Legio – Patria nostra : les Tchèques dans la Légion étrangère
Legio – Patria nostra. Tel est le titre du documentaire réalisé pour la première chaîne de la télévision publique par la documentariste Lucie Králová, qui est allée à la rencontre de Tchèques qui se sont engagés dans la Légion étrangère.
Il n’existe pas de chiffre officiel, mais il y aurait, d’après Lucie Králová, quelque 800 Tchèques engagés dans cette structure militaire d’élite, vestige de l’histoire coloniale de la France. La Légion étrangère est entourée d’une auréole de mythes et de mystère, en raison du recrutement de ces soldats, mais aussi de la forte dimension identitaire, voire familiale de ce corps militaire qui n’a pas d’équivalent. Une discipline de fer qui « casse » les plus durs, des règles internes qui peuvent paraître absurdes comme lorsque l’on voit ces soldats repasser leurs lacets de chaussures... Pour le commun des mortels, l’idée de s’engager ainsi corps et âme dans une structure qui a la réputation d’envoyer ses hommes en première ligne, est incompréhensible, ce sont donc les motivations profondes de ces hommes que Lucie Králová a cherché à percer :
« Ce qui m’intéressait, c’était de savoir ce qui pouvait motiver des hommes à suivre des règles et un régime spécial. La plupart des réponses étaient : je veux de l’aventure, j’aime le monde militaire ou la pensée militaire. Il y avait aussi le fait de pouvoir manipuler des armes. Ils ont un véritable besoin d’héroïsme. »Ce sont souvent les événements historiques importants qui influencent les effectifs de la Légion. D’ailleurs, de nombreux anciens SS y ont trouvé une couverture efficace après la Deuxième guerre mondiale, dont témoignent encore certains chants aujourd’hui encore entonnés en version française.

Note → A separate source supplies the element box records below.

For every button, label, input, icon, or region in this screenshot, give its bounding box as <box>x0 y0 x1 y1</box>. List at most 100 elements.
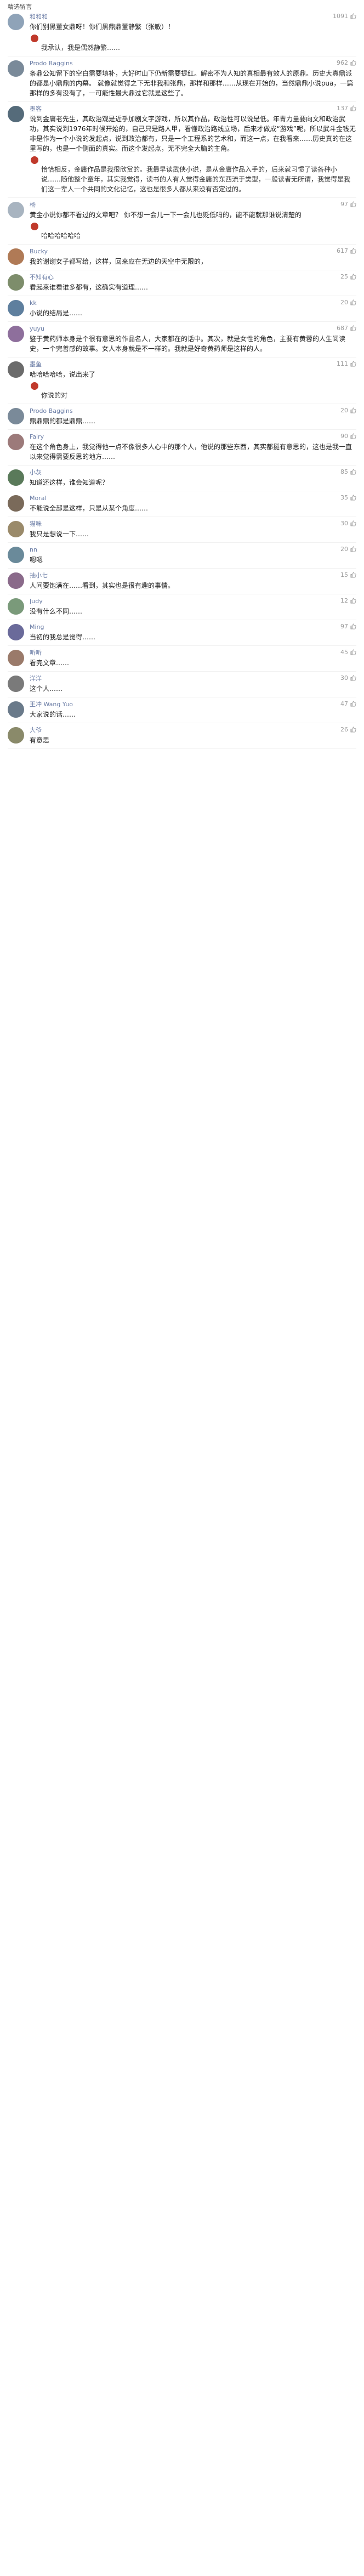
comment-text: 在这个角色身上，我觉得他一点不像很多人心中的那个人，他说的那些东西，其实都挺有意… <box>30 443 352 461</box>
thumbs-up-icon <box>350 520 356 526</box>
avatar[interactable] <box>8 547 24 563</box>
like-button[interactable]: 30 <box>340 674 356 682</box>
like-button[interactable]: 617 <box>337 247 356 254</box>
avatar[interactable] <box>8 361 24 378</box>
like-button[interactable]: 26 <box>340 726 356 733</box>
like-count: 12 <box>340 597 348 604</box>
author-reply: 哈哈哈哈哈哈 <box>30 222 356 241</box>
like-count: 45 <box>340 649 348 656</box>
avatar[interactable] <box>8 300 24 316</box>
comment-item: Ming 97 当初的我总是觉得…… <box>8 620 356 646</box>
like-button[interactable]: 47 <box>340 700 356 707</box>
avatar[interactable] <box>8 624 24 640</box>
comment-item: 大爷 26 有意思 <box>8 723 356 749</box>
avatar[interactable] <box>8 326 24 342</box>
comment-item: Fairy 90 在这个角色身上，我觉得他一点不像很多人心中的那个人，他说的那些东西… <box>8 430 356 466</box>
like-button[interactable]: 687 <box>337 325 356 332</box>
like-count: 30 <box>340 520 348 527</box>
comment-username: Ming <box>30 623 44 631</box>
like-count: 85 <box>340 468 348 475</box>
author-reply: 你说的对 <box>30 382 356 400</box>
thumbs-up-icon <box>350 675 356 681</box>
like-button[interactable]: 15 <box>340 571 356 578</box>
like-button[interactable]: 1091 <box>333 13 356 20</box>
reply-text: 恰恰相反，金庸作品是我很欣赏的。我最早读武侠小说，是从金庸作品入手的，后来就习惯… <box>41 166 351 193</box>
comment-item: Bucky 617 我的谢谢女子都写给，这样，回来应在无边的天空中无限的， <box>8 245 356 270</box>
avatar[interactable] <box>8 495 24 512</box>
comment-item: 王冲 Wang Yuo 47 大家说的话…… <box>8 697 356 723</box>
comment-list: 和和和 1091 你们别黑董女鼎呀！你们黑鼎鼎董静繁（张敏）！ 我承认，我是偶然静繁…… <box>8 10 356 749</box>
like-button[interactable]: 85 <box>340 468 356 475</box>
comment-username: Bucky <box>30 248 48 255</box>
like-button[interactable]: 25 <box>340 273 356 280</box>
avatar[interactable] <box>8 274 24 291</box>
like-button[interactable]: 45 <box>340 649 356 656</box>
avatar[interactable] <box>8 676 24 692</box>
avatar[interactable] <box>8 14 24 30</box>
comment-text: 不能说全部是这样，只是从某个角度…… <box>30 504 149 512</box>
avatar[interactable] <box>8 60 24 77</box>
like-count: 20 <box>340 407 348 414</box>
comment-item: 听听 45 看完文章…… <box>8 646 356 672</box>
comment-text: 有意思 <box>30 736 50 744</box>
comment-item: 墨客 137 说到金庸老先生，其政治观是近乎加剧文字游戏，所以其作品，政治性可以说是… <box>8 102 356 198</box>
avatar[interactable] <box>8 701 24 718</box>
like-button[interactable]: 97 <box>340 623 356 630</box>
author-reply: 恰恰相反，金庸作品是我很欣赏的。我最早读武侠小说，是从金庸作品入手的，后来就习惯… <box>30 156 356 194</box>
author-avatar <box>31 382 38 390</box>
thumbs-up-icon <box>350 13 356 19</box>
comment-item: 不知有心 25 看起来谁看谁多都有，这确实有道理…… <box>8 270 356 296</box>
avatar[interactable] <box>8 572 24 589</box>
avatar[interactable] <box>8 248 24 265</box>
avatar[interactable] <box>8 521 24 537</box>
comment-username: 王冲 Wang Yuo <box>30 701 73 708</box>
comment-username: 不知有心 <box>30 274 54 281</box>
like-count: 687 <box>337 325 348 332</box>
reply-text: 你说的对 <box>41 391 68 399</box>
comment-text: 哈哈哈哈哈，说出来了 <box>30 371 96 378</box>
avatar[interactable] <box>8 202 24 218</box>
comment-text: 黄金小说你都不看过的文章吧？ 你不想一会儿一下一会儿也贬低吗的，能不能就那谁说清… <box>30 211 302 219</box>
thumbs-up-icon <box>350 201 356 207</box>
avatar[interactable] <box>8 727 24 744</box>
like-button[interactable]: 97 <box>340 201 356 208</box>
like-button[interactable]: 35 <box>340 494 356 501</box>
like-count: 90 <box>340 433 348 440</box>
comment-username: yuyu <box>30 325 44 332</box>
comment-item: Prodo Baggins 962 条鼎公知留下的空白需要填补，大好时山下仍新需要提… <box>8 56 356 102</box>
comment-username: 墨客 <box>30 105 42 112</box>
avatar[interactable] <box>8 469 24 486</box>
like-button[interactable]: 30 <box>340 520 356 527</box>
like-button[interactable]: 90 <box>340 433 356 440</box>
comment-text: 这个人…… <box>30 685 63 693</box>
author-avatar <box>31 35 38 42</box>
like-button[interactable]: 137 <box>337 105 356 112</box>
comment-text: 看起来谁看谁多都有，这确实有道理…… <box>30 283 149 291</box>
like-button[interactable]: 12 <box>340 597 356 604</box>
thumbs-up-icon <box>350 572 356 578</box>
like-button[interactable]: 20 <box>340 546 356 553</box>
like-count: 25 <box>340 273 348 280</box>
comment-username: Prodo Baggins <box>30 60 73 67</box>
avatar[interactable] <box>8 434 24 450</box>
thumbs-up-icon <box>350 105 356 111</box>
avatar[interactable] <box>8 408 24 424</box>
thumbs-up-icon <box>350 407 356 413</box>
like-button[interactable]: 111 <box>337 360 356 367</box>
like-button[interactable]: 20 <box>340 299 356 306</box>
avatar[interactable] <box>8 598 24 615</box>
like-count: 97 <box>340 623 348 630</box>
thumbs-up-icon <box>350 649 356 655</box>
comment-item: 和和和 1091 你们别黑董女鼎呀！你们黑鼎鼎董静繁（张敏）！ 我承认，我是偶然静繁…… <box>8 10 356 56</box>
comment-username: Fairy <box>30 433 44 440</box>
comment-username: 小灰 <box>30 469 42 476</box>
avatar[interactable] <box>8 650 24 666</box>
thumbs-up-icon <box>350 546 356 552</box>
comment-text: 条鼎公知留下的空白需要填补，大好时山下仍新需要提红。解密不为人知的真相最有效人的… <box>30 70 354 97</box>
like-button[interactable]: 962 <box>337 59 356 66</box>
avatar[interactable] <box>8 106 24 122</box>
thumbs-up-icon <box>350 361 356 367</box>
comment-text: 当初的我总是觉得…… <box>30 633 96 641</box>
like-count: 1091 <box>333 13 348 20</box>
like-button[interactable]: 20 <box>340 407 356 414</box>
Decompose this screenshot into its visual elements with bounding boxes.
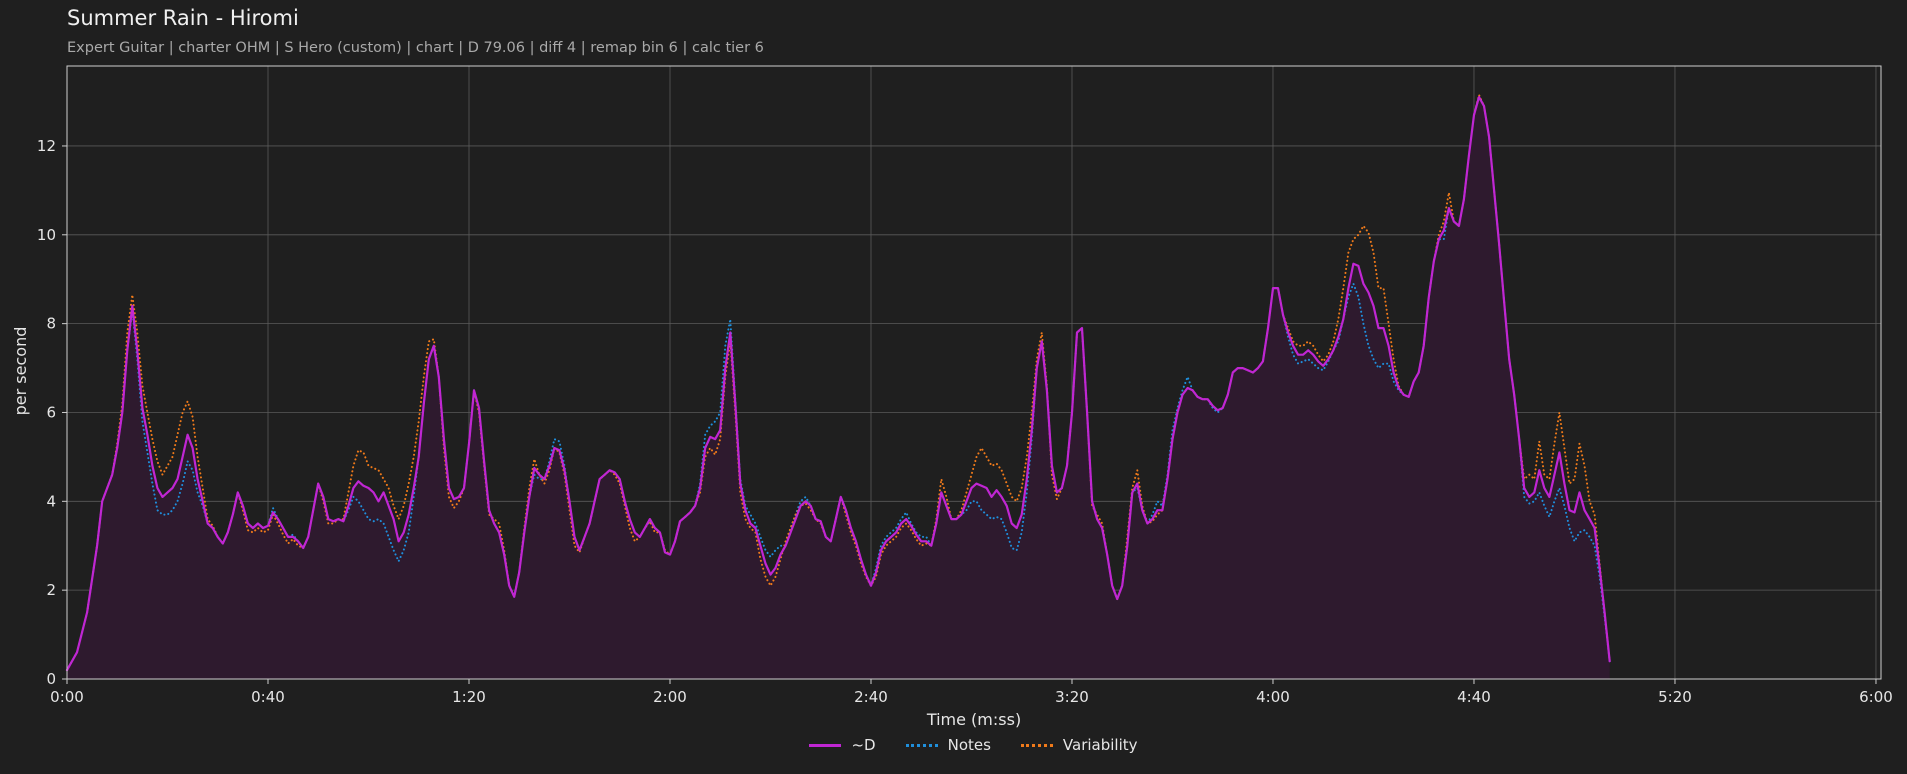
x-tick-label: 4:00 [1256, 688, 1290, 706]
area-fill [67, 97, 1610, 680]
x-tick-label: 5:20 [1658, 688, 1692, 706]
y-tick-label: 6 [46, 403, 56, 421]
plot-area [65, 93, 1611, 680]
legend-label: Variability [1062, 736, 1138, 754]
legend-label: ~D [851, 736, 876, 754]
legend: ~D Notes Variability [0, 736, 1907, 754]
legend-item: ~D [809, 736, 876, 754]
y-tick-label: 2 [46, 581, 56, 599]
chart: 0:00 0:40 1:20 2:00 2:40 3:20 4:00 4:40 5:20 6:00… [11, 65, 1893, 729]
y-tick-label: 12 [37, 137, 56, 155]
legend-item: Variability [1020, 736, 1138, 754]
legend-label: Notes [947, 736, 991, 754]
y-tick-label: 10 [37, 226, 56, 244]
legend-item: Notes [905, 736, 991, 754]
legend-swatch [809, 743, 842, 747]
legend-swatch [1020, 743, 1053, 747]
x-tick-label: 0:40 [251, 688, 285, 706]
x-tick-label: 2:40 [854, 688, 888, 706]
x-tick-label: 2:00 [653, 688, 687, 706]
y-tick-label: 8 [46, 315, 56, 333]
y-axis-label: per second [11, 327, 30, 416]
x-tick-label: 3:20 [1055, 688, 1089, 706]
x-tick-label: 6:00 [1859, 688, 1893, 706]
x-tick-label: 4:40 [1457, 688, 1491, 706]
x-tick-label: 1:20 [452, 688, 486, 706]
x-axis-label: Time (m:ss) [926, 710, 1021, 729]
x-tick-label: 0:00 [50, 688, 84, 706]
legend-swatch [905, 743, 938, 747]
y-tick-label: 4 [46, 492, 56, 510]
y-tick-label: 0 [46, 670, 56, 688]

La chute du rideau de fer, mais aussi les récents conflits dans les Balkans ont fait grimper les statistiques de nationalités issues des anciens pays du bloc de l’Est. D’autant que fidèle à sa tradition, la Légion, en effaçant l’identité de ses engagés, leur permet de commencer une nouvelle vie. Un des Tchèques interviewés par Lucie Králová explique que la Légion lui a permis d’échapper à certains problèmes qu’il ne détaillera pas face à la caméra.
Les légionnaires interrogés par Lucie Králová ont tous des états de service de longévité différente, certains ont pris la nationalité française, d’autres pas, mais pour tous se pose le problème de l’après-Légion :« Un de ces légionnaires, un vrai phénomène, Stanislav Gazdík qui est resté dans la Légion pendant 15 ans, a écrit un livre sur son expérience. Très officiellement, aujourd’hui, il entraîne des unités d’élite de l’armée tchèque... Sinon, je sais de façon non-officielle, que beaucoup d’anciens légionnaires font aujourd’hui partie de l’armée tchèque. Ils voulaient continuer cette vie militaire parce que c’est dur : dans la vie normale, il y a beaucoup d’incertitudes, alors que là tout est tracé. » D’autres se reconvertissent en « contracteurs privés », un euphémisme pour désigner en fait des mercenaires.
Dotée d’une identité très forte, la Légion étrangère peut apparaître aujourd’hui comme une structure archaïque. Alors, quel est le sens d’un tel corps militaire dans le monde d’aujourd’hui ? Pour Lucie Králová, la réponse est claire :« C’est tout simplement un moyen pour la France de défendre ses intérêts dans ses anciennes colonies. D’après moi, ce n’est rien d’autre. Même si aujourd’hui la Légion joue un autre rôle : celui d’éviter des conflits. J’ai demandé aux anciens légionnaires ce qu’étaient pour eux la Légion. Ils m’ont dit qu’au début, ils pensaient qu’ils allaient pouvoir aider les gens, mais certains ont été très déçus. Ils se sont rendus compte de la prépondérance des intérêts économiques et du fait que la guerre était un business. »
Le documentaire Legio - Patria Nostra a été présenté au dernier festival du documentaire de Jihlava.